At lunch this weekend, my 13-year-old stepdaughter told me “at dad’s house, we keep our opinions to ourselves.” I didn’t even finish swallowing my food before I said, “I completely disagree,” quickly stopping all conversation at the table.
I asked, “When should you freely share your opinion, even if it isn’t well-received?” All three of my kids at the table had good answers. When a friend is being a little too crazy on the trampoline or if you know something that could help someone, like telling them they are going the wrong way to the airport, etc.
We quickly boiled it down to a litmus test: if your opinion can prevent unwanted harm or facilitate something good, share it and don’t be shy. People who don’t have the guts to say what they think, especially when it can help someone or prevent something bad from happening, usually live quiet lives of despair.
“You’ll never get what you deserve in life if you keep all your thoughts and opinions to yourself,” I said, “Plus the conversations are a lot more interesting and you’ll probably learn something about the other person that can help you both in the future.”
I share this story because you own a business and you have a handful or even scores of employees who are afraid to share their opinions with you. The smartest and most-successful amongst us are really good at helping our employees be tactful, yet we do not surround ourselves with sycophants. Brené Brown calls it “getting comfortable having uncomfortable conversations.”
I had private clients in a few weekends ago who are very smart and capable, growing quickly and experiencing the challenges and complexities that come with growth. One of the challenges is stepping aside and letting someone else take the reins on projects and responsibilities inside the practice.
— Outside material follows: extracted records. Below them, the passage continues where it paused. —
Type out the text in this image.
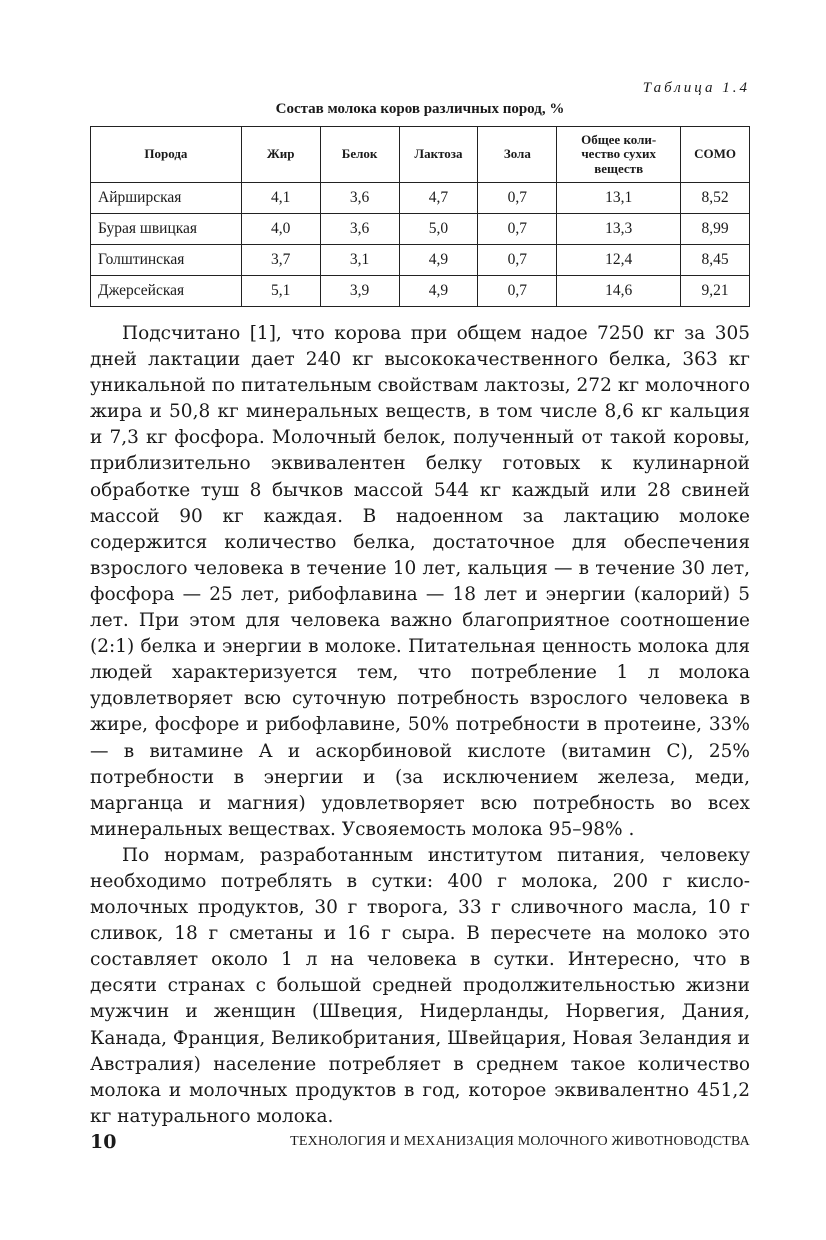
Таблица 1.4
Состав молока коров различных пород, %
Порода	Жир	Белок	Лактоза	Зола	Общее коли-чество сухих веществ	СОМО
Айрширская	4,1	3,6	4,7	0,7	13,1	8,52
Бурая швицкая	4,0	3,6	5,0	0,7	13,3	8,99
Голштинская	3,7	3,1	4,9	0,7	12,4	8,45
Джерсейская	5,1	3,9	4,9	0,7	14,6	9,21

Подсчитано [1], что корова при общем надое 7250 кг за 305 дней лактации дает 240 кг высококачественного белка, 363 кг уникальной по питательным свойствам лактозы, 272 кг молочного жира и 50,8 кг минеральных веществ, в том числе 8,6 кг кальция и 7,3 кг фосфора. Молочный белок, полученный от такой коровы, приблизительно эквивалентен белку готовых к кулинарной обработке туш 8 бычков массой 544 кг каждый или 28 свиней массой 90 кг каждая. В надоенном за лактацию молоке содержится количество белка, достаточное для обеспечения взрослого человека в течение 10 лет, кальция — в течение 30 лет, фосфора — 25 лет, рибофлавина — 18 лет и энергии (калорий) 5 лет. При этом для человека важно благоприятное соотношение (2:1) белка и энергии в молоке. Питательная ценность молока для людей характеризуется тем, что потребление 1 л молока удовлетворяет всю суточную потребность взрослого человека в жире, фосфоре и рибофлавине, 50% потребности в протеине, 33% — в витамине А и аскорбиновой кислоте (витамин С), 25% потребности в энергии и (за исключением железа, меди, марганца и магния) удовлетворяет всю потребность во всех минеральных веществах. Усвояемость молока 95–98% .

По нормам, разработанным институтом питания, человеку необходимо потреблять в сутки: 400 г молока, 200 г кисло-молочных продуктов, 30 г творога, 33 г сливочного масла, 10 г сливок, 18 г сметаны и 16 г сыра. В пересчете на молоко это составляет около 1 л на человека в сутки. Интересно, что в десяти странах с большой средней продолжительностью жизни мужчин и женщин (Швеция, Нидерланды, Норвегия, Дания, Канада, Франция, Великобритания, Швейцария, Новая Зеландия и Австралия) население потребляет в среднем такое количество молока и молочных продуктов в год, которое эквивалентно 451,2 кг натурального молока.

10	ТЕХНОЛОГИЯ И МЕХАНИЗАЦИЯ МОЛОЧНОГО ЖИВОТНОВОДСТВА
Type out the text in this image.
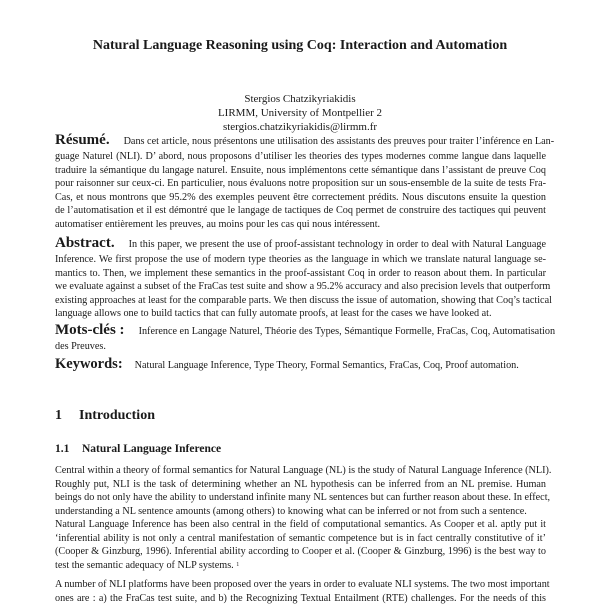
Natural Language Reasoning using Coq: Interaction and Automation
Stergios Chatzikyriakidis
LIRMM, University of Montpellier 2
stergios.chatzikyriakidis@lirmm.fr
Résumé. Dans cet article, nous présentons une utilisation des assistants des preuves pour traiter l’inférence en Lan-
guage Naturel (NLI). D’ abord, nous proposons d’utiliser les theories des types modernes comme langue dans laquelle
traduire la sémantique du langage naturel. Ensuite, nous implémentons cette sémantique dans l’assistant de preuve Coq
pour raisonner sur ceux-ci. En particulier, nous évaluons notre proposition sur un sous-ensemble de la suite de tests Fra-
Cas, et nous montrons que 95.2% des exemples peuvent être correctement prédits. Nous discutons ensuite la question
de l’automatisation et il est démontré que le langage de tactiques de Coq permet de construire des tactiques qui peuvent
automatiser entièrement les preuves, au moins pour les cas qui nous intéressent.
Abstract. In this paper, we present the use of proof-assistant technology in order to deal with Natural Language
Inference. We first propose the use of modern type theories as the language in which we translate natural language se-
mantics to. Then, we implement these semantics in the proof-assistant Coq in order to reason about them. In particular
we evaluate against a subset of the FraCas test suite and show a 95.2% accuracy and also precision levels that outperform
existing approaches at least for the comparable parts. We then discuss the issue of automation, showing that Coq’s tactical
language allows one to build tactics that can fully automate proofs, at least for the cases we have looked at.
Mots-clés : Inference en Langage Naturel, Théorie des Types, Sémantique Formelle, FraCas, Coq, Automatisation
des Preuves.
Keywords: Natural Language Inference, Type Theory, Formal Semantics, FraCas, Coq, Proof automation.
1 Introduction
1.1 Natural Language Inference
Central within a theory of formal semantics for Natural Language (NL) is the study of Natural Language Inference (NLI).
Roughly put, NLI is the task of determining whether an NL hypothesis can be inferred from an NL premise. Human
beings do not only have the ability to understand infinite many NL sentences but can further reason about these. In effect,
understanding a NL sentence amounts (among others) to knowing what can be inferred or not from such a sentence.
Natural Language Inference has been also central in the field of computational semantics. As Cooper et al. aptly put it
‘inferential ability is not only a central manifestation of semantic competence but is in fact centrally constitutive of it’
(Cooper & Ginzburg, 1996). Inferential ability according to Cooper et al. (Cooper & Ginzburg, 1996) is the best way to
test the semantic adequacy of NLP systems. $^1$
A number of NLI platforms have been proposed over the years in order to evaluate NLI systems. The two most important
ones are : a) the FraCas test suite, and b) the Recognizing Textual Entailment (RTE) challenges. For the needs of this
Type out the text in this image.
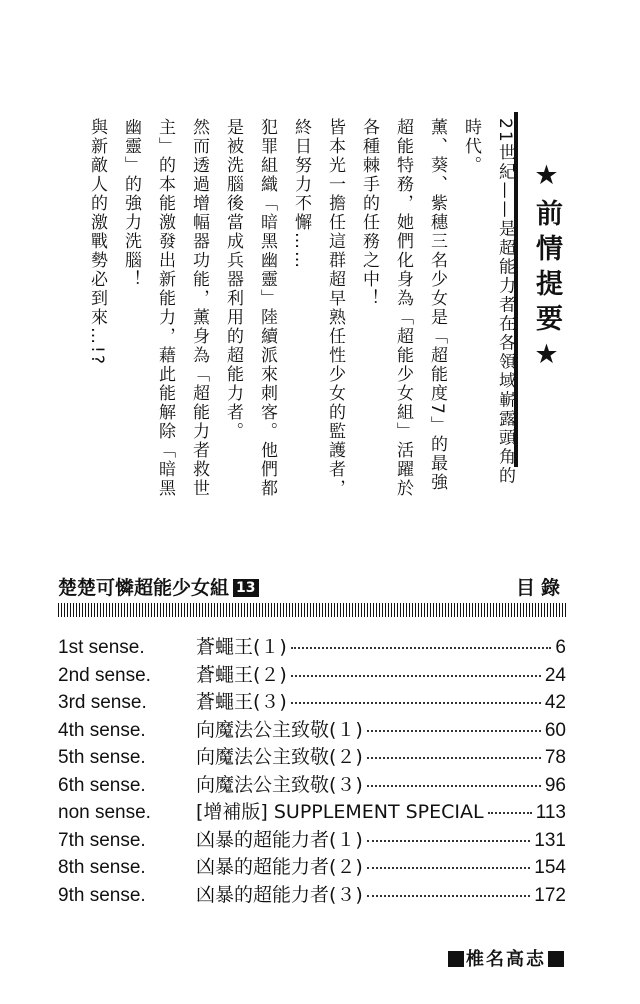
★前情提要★
21世紀——是超能力者在各領域嶄露頭角的時代。
薰、葵、紫穗三名少女是「超能度7」的最強超能特務，她們化身為「超能少女組」活躍於各種棘手的任務之中！
皆本光一擔任這群超早熟任性少女的監護者，終日努力不懈……
犯罪組織「暗黑幽靈」陸續派來刺客。他們都是被洗腦後當成兵器利用的超能力者。
然而透過增幅器功能，薰身為「超能力者救世主」的本能激發出新能力，藉此能解除「暗黑幽靈」的強力洗腦！
與新敵人的激戰勢必到來…!?
楚楚可憐超能少女組 13	目錄
1st sense.	蒼蠅王(１)	6
2nd sense.	蒼蠅王(２)	24
3rd sense.	蒼蠅王(３)	42
4th sense.	向魔法公主致敬(１)	60
5th sense.	向魔法公主致敬(２)	78
6th sense.	向魔法公主致敬(３)	96
non sense.	[增補版] SUPPLEMENT SPECIAL	113
7th sense.	凶暴的超能力者(１)	131
8th sense.	凶暴的超能力者(２)	154
9th sense.	凶暴的超能力者(３)	172
椎名高志
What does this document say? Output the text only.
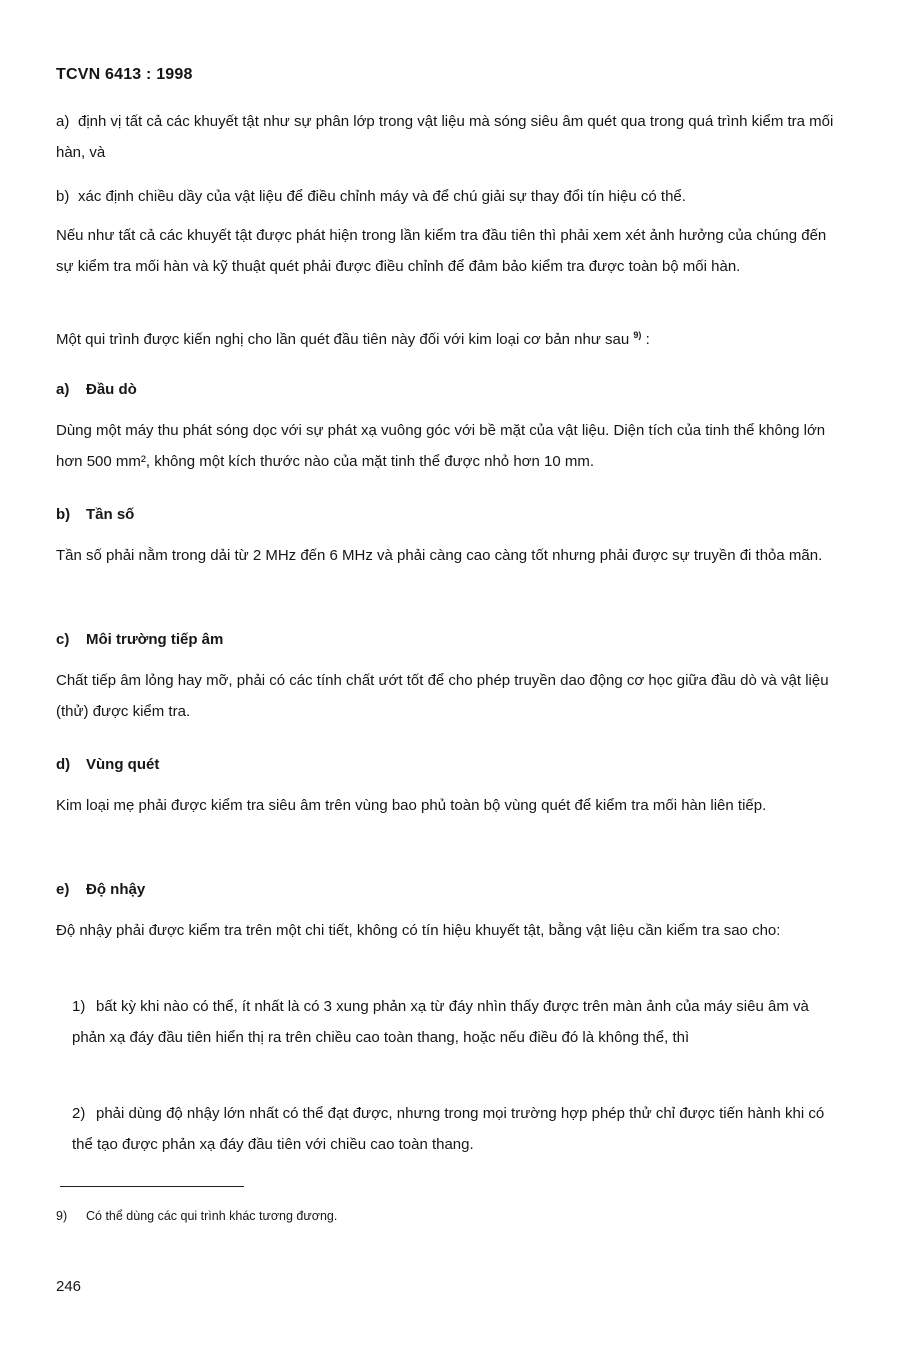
TCVN 6413 : 1998

a) định vị tất cả các khuyết tật như sự phân lớp trong vật liệu mà sóng siêu âm quét qua trong quá trình kiểm tra mối hàn, và

b) xác định chiều dầy của vật liệu để điều chỉnh máy và để chú giải sự thay đổi tín hiệu có thể.

Nếu như tất cả các khuyết tật được phát hiện trong lần kiểm tra đầu tiên thì phải xem xét ảnh hưởng của chúng đến sự kiểm tra mối hàn và kỹ thuật quét phải được điều chỉnh để đảm bảo kiểm tra được toàn bộ mối hàn.

Một qui trình được kiến nghị cho lần quét đầu tiên này đối với kim loại cơ bản như sau $^{9)}$ :

a) Đầu dò

Dùng một máy thu phát sóng dọc với sự phát xạ vuông góc với bề mặt của vật liệu. Diện tích của tinh thể không lớn hơn 500 mm², không một kích thước nào của mặt tinh thể được nhỏ hơn 10 mm.

b) Tần số

Tần số phải nằm trong dải từ 2 MHz đến 6 MHz và phải càng cao càng tốt nhưng phải được sự truyền đi thỏa mãn.

c) Môi trường tiếp âm

Chất tiếp âm lỏng hay mỡ, phải có các tính chất ướt tốt để cho phép truyền dao động cơ học giữa đầu dò và vật liệu (thử) được kiểm tra.

d) Vùng quét

Kim loại mẹ phải được kiểm tra siêu âm trên vùng bao phủ toàn bộ vùng quét để kiểm tra mối hàn liên tiếp.

e) Độ nhậy

Độ nhậy phải được kiểm tra trên một chi tiết, không có tín hiệu khuyết tật, bằng vật liệu cần kiểm tra sao cho:

1) bất kỳ khi nào có thể, ít nhất là có 3 xung phản xạ từ đáy nhìn thấy được trên màn ảnh của máy siêu âm và phản xạ đáy đầu tiên hiển thị ra trên chiều cao toàn thang, hoặc nếu điều đó là không thể, thì

2) phải dùng độ nhậy lớn nhất có thể đạt được, nhưng trong mọi trường hợp phép thử chỉ được tiến hành khi có thể tạo được phản xạ đáy đầu tiên với chiều cao toàn thang.

9) Có thể dùng các qui trình khác tương đương.
246
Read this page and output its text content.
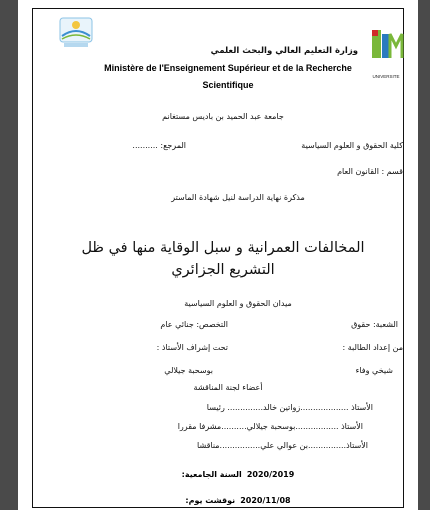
UNIVERSITE
وزارة التعليم العالي والبحث العلمي
Ministère de l'Enseignement Supérieur et de la Recherche
Scientifique
جامعة عبد الحميد بن باديس مستغانم
كلية الحقوق و العلوم السياسية
المرجع: ..........
قسم : القانون العام
مذكرة نهاية الدراسة لنيل شهادة الماستر
المخالفات العمرانية و سبل الوقاية منها في ظل
التشريع الجزائري
ميدان الحقوق و العلوم السياسية
الشعبة: حقوق
التخصص: جنائي عام
من إعداد الطالبة :
تحت إشراف الأستاذ :
شيخي وفاء
بوسحبة جيلالي
أعضاء لجنة المناقشة
الأستاذ ...................زواتين خالد.............. رئيسا
الأستاذ .................بوسحبة جيلالي..........مشرفا مقررا
الأستاذ...............بن عوالي علي................مناقشا
السنة الجامعية: 2020/2019
نوقشت يوم: 2020/11/08
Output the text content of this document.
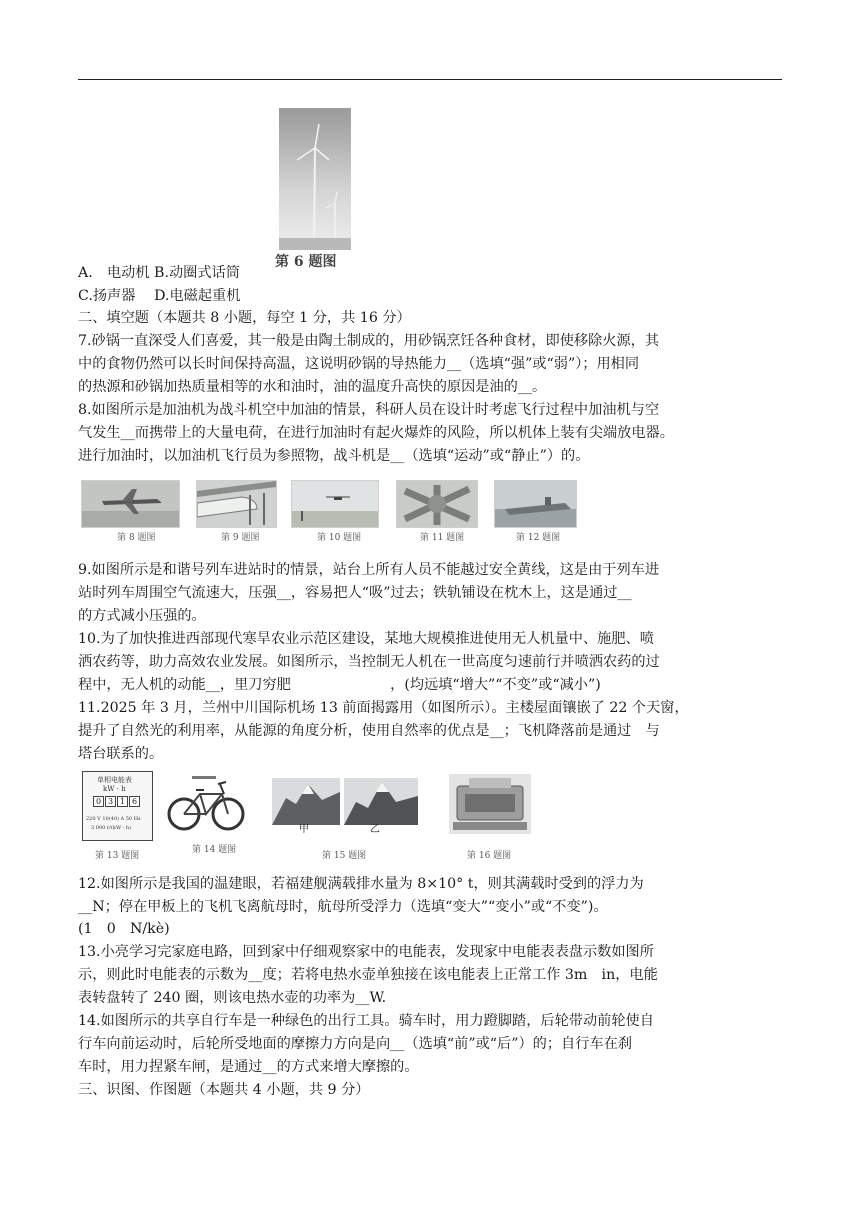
第 6 题图
A.　电动机 B.动圈式话筒
C.扬声器　 D.电磁起重机
二、填空题（本题共 8 小题，每空 1 分，共 16 分）
7.砂锅一直深受人们喜爱，其一般是由陶土制成的，用砂锅烹饪各种食材，即使移除火源，其
中的食物仍然可以长时间保持高温，这说明砂锅的导热能力__（选填“强”或“弱”）；用相同
的热源和砂锅加热质量相等的水和油时，油的温度升高快的原因是油的__。
8.如图所示是加油机为战斗机空中加油的情景，科研人员在设计时考虑飞行过程中加油机与空
气发生__而携带上的大量电荷，在进行加油时有起火爆炸的风险，所以机体上装有尖端放电器。
进行加油时，以加油机飞行员为参照物，战斗机是__（选填“运动”或“静止”）的。
第 8 题图	第 9 题图	第 10 题图	第 11 题图	第 12 题图
9.如图所示是和谐号列车进站时的情景，站台上所有人员不能越过安全黄线，这是由于列车进
站时列车周围空气流速大，压强__，容易把人“吸”过去；铁轨铺设在枕木上，这是通过__
的方式减小压强的。
10.为了加快推进西部现代寒旱农业示范区建设，某地大规模推进使用无人机量中、施肥、喷
洒农药等，助力高效农业发展。如图所示，当控制无人机在一世高度匀速前行并喷洒农药的过
程中，无人机的动能__，里刀穷肥　　　　　　　，(均远填“增大”“不变”或“减小”)
11.2025 年 3 月，兰州中川国际机场 13 前面揭露用（如图所示）。主楼屋面镶嵌了 22 个天窗，
提升了自然光的利用率，从能源的角度分析，使用自然率的优点是__；飞机降落前是通过　与
塔台联系的。
单相电能表
kW · h
0 3 1 6
220 V 10(40) A 50 Hz
3 000 r/(kW · h)	甲	乙
第 13 题图
第 14 题图
第 15 题图	第 16 题图
12.如图所示是我国的温建眼，若福建舰满载排水量为 8×10° t，则其满载时受到的浮力为
__N；停在甲板上的飞机飞离航母时，航母所受浮力（选填“变大”“变小”或“不变”)。
(1　0　N/kè)
13.小亮学习完家庭电路，回到家中仔细观察家中的电能表，发现家中电能表表盘示数如图所
示，则此时电能表的示数为__度；若将电热水壶单独接在该电能表上正常工作 3m　in，电能
表转盘转了 240 圈，则该电热水壶的功率为__W.
14.如图所示的共享自行车是一种绿色的出行工具。骑车时，用力蹬脚踏，后轮带动前轮使自
行车向前运动时，后轮所受地面的摩擦力方向是向__（选填“前”或“后”）的；自行车在刹
车时，用力捏紧车闸，是通过__的方式来增大摩擦的。
三、识图、作图题（本题共 4 小题，共 9 分）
In determining who will step up to the plate and be their team leader, the only question I had for one potential inside hire was whether or not she could be blunt and honest yet tactful with you if someone needed to be fired. Their immediate answer was, “Absolutely not.”
“So, she’s not a leader,” I said. Keep looking and make sure you put people in positions of responsibility who are comfortable having uncomfortable conversations, who are not sycophantic in their approach with you, and yet, can still be tactful with subordinates.
My parents and grandparents taught me this skill when I was a child. I’m now teaching it to my kids. Never assume your employees and team leaders had this taught to them at a young age. Odds are, they didn’t and you must insist that you are surrounded by tactful leaders willing to share their opinions.